Farmers around the country have urged government to hasten the process of availing the genetically improved Water Efficient Maize for Africa (WEMA) variety that is tolerant to drought and resistant to stalk borers. Speaking during a field visit to the WEMA experimental site at the Kenya Agricultural Livestock Research Organization (KALRO) Kiboko in Makueni County, eastern Kenya, on 24th August 2017, farmers expressed concerns about poor yields from their maize farms that are heavily infested with pests and lack adequate water to support a decent harvest. “We compete with insects for our food,” lamented Mr. Daniel Magondu, a maize farmer from Kirinyaga County, central Kenya, and the Chairman of the Kenya National Society for Biotech Farming. “It is about time the government listened to our hungry cries” he added.
Guiding the visiting team to the field, Dr. Murenga Mwimali a KALRO scientist with the WEMA project pointed that the genetically improved drought tolerant/insect resistant (DT-Bt) maize had achieved a 40 per cent yield advantage over the non-GM maize in the first season of experimental trial. “The stalk borer pest causes over 13 per cent maize crop loss in this country, equivalent to 400,000 metric tons of maize every year” emphasized Dr. Murenga. “This yield loss is bound to increase with the advent of the fall army worm and the unpredictable rain patterns being experienced in the country” he added. When questioned on why the DT-Bt maize has not reached the farmers, Dr. Murenga stated that the approval process is being frustrated by politics and slow regulatory processes in the country. “It takes over 15 years to develop a genetically improved crop, the least the government can do is not add to this time” exclaimed the scientist.
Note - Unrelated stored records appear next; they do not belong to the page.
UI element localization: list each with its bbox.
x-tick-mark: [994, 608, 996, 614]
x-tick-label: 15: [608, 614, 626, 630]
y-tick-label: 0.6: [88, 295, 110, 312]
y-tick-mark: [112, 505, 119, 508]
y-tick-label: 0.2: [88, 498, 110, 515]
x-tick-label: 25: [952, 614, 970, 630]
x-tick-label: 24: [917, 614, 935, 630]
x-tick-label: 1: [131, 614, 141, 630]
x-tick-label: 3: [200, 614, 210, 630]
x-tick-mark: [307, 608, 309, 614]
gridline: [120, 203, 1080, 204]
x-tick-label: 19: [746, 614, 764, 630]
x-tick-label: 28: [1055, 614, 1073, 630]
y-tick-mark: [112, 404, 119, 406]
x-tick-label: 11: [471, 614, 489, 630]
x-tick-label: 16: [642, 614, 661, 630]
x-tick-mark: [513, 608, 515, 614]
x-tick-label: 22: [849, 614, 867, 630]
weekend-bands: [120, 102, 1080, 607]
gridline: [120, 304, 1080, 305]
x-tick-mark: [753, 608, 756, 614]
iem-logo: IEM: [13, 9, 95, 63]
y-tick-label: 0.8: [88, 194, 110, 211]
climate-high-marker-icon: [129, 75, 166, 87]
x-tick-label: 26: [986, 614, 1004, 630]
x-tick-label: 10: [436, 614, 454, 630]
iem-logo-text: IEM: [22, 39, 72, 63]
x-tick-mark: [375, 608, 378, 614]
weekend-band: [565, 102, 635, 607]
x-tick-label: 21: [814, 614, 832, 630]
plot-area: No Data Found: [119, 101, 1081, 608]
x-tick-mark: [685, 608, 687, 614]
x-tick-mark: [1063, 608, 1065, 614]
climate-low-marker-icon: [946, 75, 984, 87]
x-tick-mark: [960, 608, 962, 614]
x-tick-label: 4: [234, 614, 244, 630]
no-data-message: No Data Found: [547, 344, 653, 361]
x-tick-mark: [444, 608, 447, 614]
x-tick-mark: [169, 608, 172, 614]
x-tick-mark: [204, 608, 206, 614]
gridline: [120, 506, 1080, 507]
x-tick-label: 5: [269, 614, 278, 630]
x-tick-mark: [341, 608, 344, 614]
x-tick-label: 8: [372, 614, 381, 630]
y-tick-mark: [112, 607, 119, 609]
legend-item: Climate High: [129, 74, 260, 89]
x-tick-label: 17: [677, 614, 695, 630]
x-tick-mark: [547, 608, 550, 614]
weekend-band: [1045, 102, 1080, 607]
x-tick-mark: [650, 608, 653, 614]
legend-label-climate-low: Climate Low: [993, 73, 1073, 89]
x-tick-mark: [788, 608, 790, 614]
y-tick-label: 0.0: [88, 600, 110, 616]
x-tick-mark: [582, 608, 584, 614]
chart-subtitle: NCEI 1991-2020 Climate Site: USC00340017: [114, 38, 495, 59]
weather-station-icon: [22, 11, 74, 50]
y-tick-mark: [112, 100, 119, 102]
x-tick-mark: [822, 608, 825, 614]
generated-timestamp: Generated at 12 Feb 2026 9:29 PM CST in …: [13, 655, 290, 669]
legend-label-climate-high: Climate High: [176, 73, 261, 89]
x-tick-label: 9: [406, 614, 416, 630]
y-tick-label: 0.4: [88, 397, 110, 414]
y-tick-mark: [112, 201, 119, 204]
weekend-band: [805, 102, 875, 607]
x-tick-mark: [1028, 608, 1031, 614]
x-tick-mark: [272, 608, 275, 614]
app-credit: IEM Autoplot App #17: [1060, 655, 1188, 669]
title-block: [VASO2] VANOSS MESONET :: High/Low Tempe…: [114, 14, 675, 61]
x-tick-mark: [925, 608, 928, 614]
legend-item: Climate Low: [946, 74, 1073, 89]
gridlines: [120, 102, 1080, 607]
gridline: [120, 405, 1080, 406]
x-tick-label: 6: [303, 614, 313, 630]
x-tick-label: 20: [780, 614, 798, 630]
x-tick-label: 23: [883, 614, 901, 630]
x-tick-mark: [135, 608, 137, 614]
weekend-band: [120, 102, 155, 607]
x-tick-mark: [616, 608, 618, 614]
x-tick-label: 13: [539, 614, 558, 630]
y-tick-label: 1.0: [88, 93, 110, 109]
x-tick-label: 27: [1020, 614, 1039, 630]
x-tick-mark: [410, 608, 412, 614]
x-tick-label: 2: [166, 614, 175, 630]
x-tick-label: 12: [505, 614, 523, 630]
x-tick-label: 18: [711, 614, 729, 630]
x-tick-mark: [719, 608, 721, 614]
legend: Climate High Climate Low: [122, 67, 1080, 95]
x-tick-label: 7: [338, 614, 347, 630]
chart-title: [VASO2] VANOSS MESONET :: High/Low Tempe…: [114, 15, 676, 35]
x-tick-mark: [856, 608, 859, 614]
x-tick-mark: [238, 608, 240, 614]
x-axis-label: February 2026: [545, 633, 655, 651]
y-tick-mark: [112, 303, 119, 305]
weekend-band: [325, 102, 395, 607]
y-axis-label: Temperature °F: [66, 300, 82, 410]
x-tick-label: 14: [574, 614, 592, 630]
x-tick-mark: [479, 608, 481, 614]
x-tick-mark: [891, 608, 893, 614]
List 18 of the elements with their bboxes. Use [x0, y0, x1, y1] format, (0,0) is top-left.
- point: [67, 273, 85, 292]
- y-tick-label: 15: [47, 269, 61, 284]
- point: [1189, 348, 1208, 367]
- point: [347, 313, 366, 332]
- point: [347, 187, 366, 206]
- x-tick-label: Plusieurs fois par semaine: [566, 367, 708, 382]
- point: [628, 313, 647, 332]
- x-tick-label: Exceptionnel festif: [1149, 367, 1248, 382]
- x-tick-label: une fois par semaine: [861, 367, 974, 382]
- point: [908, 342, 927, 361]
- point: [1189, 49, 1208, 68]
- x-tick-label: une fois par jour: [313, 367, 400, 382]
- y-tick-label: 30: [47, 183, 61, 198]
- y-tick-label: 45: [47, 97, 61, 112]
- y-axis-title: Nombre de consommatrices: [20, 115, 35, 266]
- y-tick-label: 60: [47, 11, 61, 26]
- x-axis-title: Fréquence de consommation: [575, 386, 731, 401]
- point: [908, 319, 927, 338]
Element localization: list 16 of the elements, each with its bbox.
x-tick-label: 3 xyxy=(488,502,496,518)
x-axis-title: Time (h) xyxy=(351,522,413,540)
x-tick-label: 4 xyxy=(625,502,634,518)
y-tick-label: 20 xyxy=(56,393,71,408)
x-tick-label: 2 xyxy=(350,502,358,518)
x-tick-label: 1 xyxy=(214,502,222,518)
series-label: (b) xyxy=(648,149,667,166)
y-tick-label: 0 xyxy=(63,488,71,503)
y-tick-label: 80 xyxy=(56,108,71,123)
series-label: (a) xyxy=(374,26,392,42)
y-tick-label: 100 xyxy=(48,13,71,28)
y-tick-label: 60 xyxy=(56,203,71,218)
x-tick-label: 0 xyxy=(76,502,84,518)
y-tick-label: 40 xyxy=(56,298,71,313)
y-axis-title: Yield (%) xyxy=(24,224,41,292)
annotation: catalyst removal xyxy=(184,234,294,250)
The farmers in attendance pleaded with government to give them a choice to plant seeds that can address some of their challenges, and requested government to lift the ban on GM food imports that has been in place since 2012. “We have seen, we have learnt, now we want the GM seeds and we will not stop this call until we get, plant and harvest biotech maize” vowed the farmers. At the end of the field visit, farmers insisted that planting genetically improved varieties would enable them to provide enough for their families and produce surplus for the market to improve their livelihoods. “This country should be listed as a maize grain exporter and not an importer” said Mr. Magondu in his closing remarks.
The DT-Bt maize, developed by the WEMA project in partnership with, among others, CIMMYT and AATF is being tested for both drought tolerance and pest resistance in the country at two experimental sites in Kitale, western Kenyan, and Kiboko, eastern Kenya.
The event was organized by ISAAA AfriCenter under the Open Forum on Agricultural Biotechnology in Africa (OFAB-Kenya) program and the Program for Biosafety Systems (PBS), in collaboration with KALRO and International Maize and Wheat Improvement Center (CIMMYT). It brought together over 30 farmers from 16 maize-growing counties, journalists and scientists working on the WEMA DT-Bt maize.